07/06/2019
Buque que no es inspeccionado no zarpa al langostino

En Mar del Plata la Prefectura Naval Argentina repite el esquema de inspecciones extraordinarias que aplica en puertos patagónicos de cara al inicio de la temporada de langostino.

Revista Puerto - BP Sfida y Don Santiago
Por Roberto Garrone Fotos de archivo

Prefectura Naval Argentina dispuso el envío de una brigada especial de técnicos de la Policía de Seguridad en la Navegación (POLINAVE) al puerto de Mar del Plata con el objetivo de reinspeccionar todos los barcos que participarán de la próxima zafra del langostino para garantizar la seguridad de las tripulaciones.

La información fue confirmada a este medio por el prefecto Principal Raúl Rodríguez, jefe de la Prefectura Mar del Plata. ”Se están efectuando inspecciones” aseguró ante la consulta de este medio.

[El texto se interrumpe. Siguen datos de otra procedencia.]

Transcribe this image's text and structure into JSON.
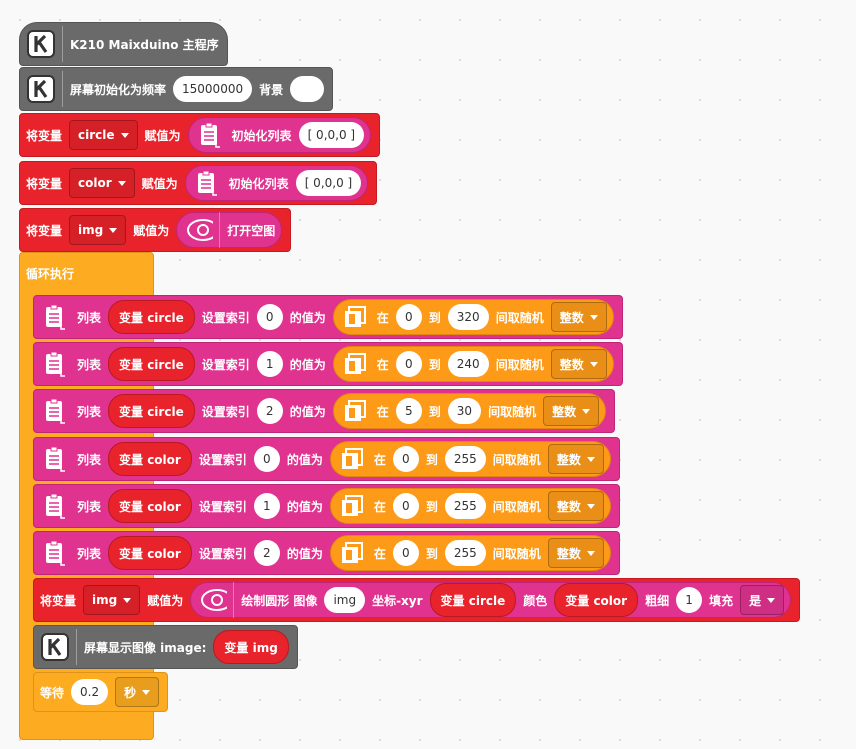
{
  "program": {
    "hat": [
      "K210 Maixduino 主程序"
    ],
    "statements": [
      [
        "屏幕初始化为频率",
        15000000,
        "背景"
      ],
      [
        "将变量",
        "circle",
        "赋值为",
        "初始化列表",
        "[ 0,0,0 ]"
      ],
      [
        "将变量",
        "color",
        "赋值为",
        "初始化列表",
        "[ 0,0,0 ]"
      ],
      [
        "将变量",
        "img",
        "赋值为",
        "打开空图"
      ]
    ],
    "loop": {
      "label": "循环执行",
      "body": [
        [
          "列表",
          "变量 circle",
          "设置索引",
          0,
          "的值为",
          "在",
          0,
          "到",
          320,
          "间取随机",
          "整数"
        ],
        [
          "列表",
          "变量 circle",
          "设置索引",
          1,
          "的值为",
          "在",
          0,
          "到",
          240,
          "间取随机",
          "整数"
        ],
        [
          "列表",
          "变量 circle",
          "设置索引",
          2,
          "的值为",
          "在",
          5,
          "到",
          30,
          "间取随机",
          "整数"
        ],
        [
          "列表",
          "变量 color",
          "设置索引",
          0,
          "的值为",
          "在",
          0,
          "到",
          255,
          "间取随机",
          "整数"
        ],
        [
          "列表",
          "变量 color",
          "设置索引",
          1,
          "的值为",
          "在",
          0,
          "到",
          255,
          "间取随机",
          "整数"
        ],
        [
          "列表",
          "变量 color",
          "设置索引",
          2,
          "的值为",
          "在",
          0,
          "到",
          255,
          "间取随机",
          "整数"
        ],
        [
          "将变量",
          "img",
          "赋值为",
          "绘制圆形 图像",
          "img",
          "坐标-xyr",
          "变量 circle",
          "颜色",
          "变量 color",
          "粗细",
          1,
          "填充",
          "是"
        ],
        [
          "屏幕显示图像 image:",
          "变量 img"
        ],
        [
          "等待",
          0.2,
          "秒"
        ]
      ]
    }
  }
}
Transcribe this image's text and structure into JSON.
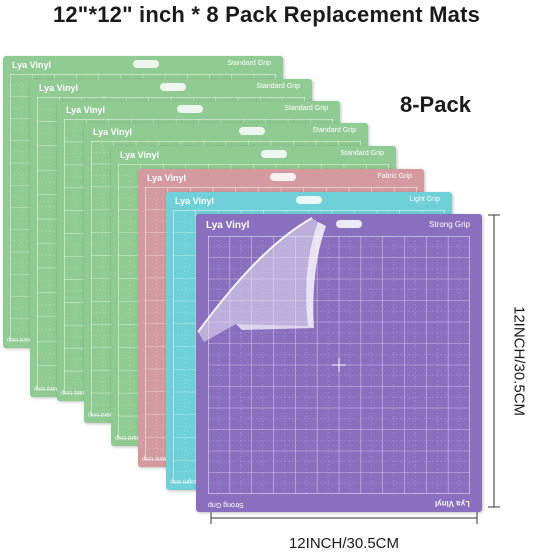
{
  "title": "12\"*12\" inch * 8 Pack Replacement Mats",
  "pack_label": "8-Pack",
  "brand": "Lya Vinyl",
  "mats": [
    {
      "grip": "Standard Grip",
      "color": "#8fcb93"
    },
    {
      "grip": "Standard Grip",
      "color": "#8fcb93"
    },
    {
      "grip": "Standard Grip",
      "color": "#8fcb93"
    },
    {
      "grip": "Standard Grip",
      "color": "#8fcb93"
    },
    {
      "grip": "Standard Grip",
      "color": "#8fcb93"
    },
    {
      "grip": "Fabric Grip",
      "color": "#d49aa0"
    },
    {
      "grip": "Light Grip",
      "color": "#6fd0d8"
    },
    {
      "grip": "Strong Grip",
      "color": "#8a6fbf"
    }
  ],
  "rotated_grip_labels": [
    "Standard Grip",
    "Fabric Grip",
    "Light Grip",
    "Strong Grip"
  ],
  "width_label": "12INCH/30.5CM",
  "height_label": "12INCH/30.5CM"
}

Las últimas horas han sido frenéticas en los muelles 2 y 3 del puerto local con un grupo de inspectores revisando absolutamente todas las especialidades técnicas de los barcos. Desde máquinas, armamento, electricidad, casco y la existencia, ubicación y estado de los distintos dispositivos de seguridad.

Tan rigurosa y exigente fue la prueba que en algunos casos la Prefectura dispuso que un buzo se sumerja en las aguas del espejo interior para controlar que no haya chapones superpuestos en la estructura del casco debajo de la línea de flotación.

“Nosotros pensábamos que estábamos muy bien con el barco pero nos detallaron algunos pendientes que pudimos resolver y el barco salió hoy”, contó Mariano Retrivi, armador del Don Santiago y también del Sfida.

Los dos barcos fresqueros integran la nómina de buques de altura que debían participar de la prospección diseñada por el Consejo Federal Pesquero y que comenzó este jueves pero entró en un cono de incertidumbre dado que no todos los buques pudieron sumarse en tiempo y forma.

“El Sfida salió de Comodoro Rivadavia donde también fue reinspeccionado”, dijo el armador al tiempo que consideró que los controles “levantaron la vara de seguridad a toda la flota”.

Otros armadores tenían una mirada distinta, un tanto más crítica del operativo ordenado por la ministra de Seguridad Patricia Bullrich al año de haber naufragado el Rigel y a casi dos años del Repunte, hundimientos que provocaron 19 muertos.

“No pueden generar este caos cuando estamos por zarpar… Podrían haberlo coordinado con tiempo y no había problemas”, confió un empresario en tanto otra fuente consultada lo calificó como “exagerado”.

“Ya se viene mejorando, aumentaron los controles y elementos de seguridad a bordo en estos meses… tenemos las inspecciones vigentes… y ahora dependés de otra persona… todos los barcos no son iguales y los inspectores tampoco…”, expuso para dar a entender que lo que para alguien puede ser satisfactorio, para otro, no lo es.

Desde Prefectura, por último, evitaron hacer pública la lista de buques que luego de la inspección extraordinaria habían quedado con pendientes que les imposibilitaban por el momento abandonar el puerto hacia la zona de pesca. “Estamos cumpliendo con directivas superiores”, reveló un allegado al Prefecto Mayor.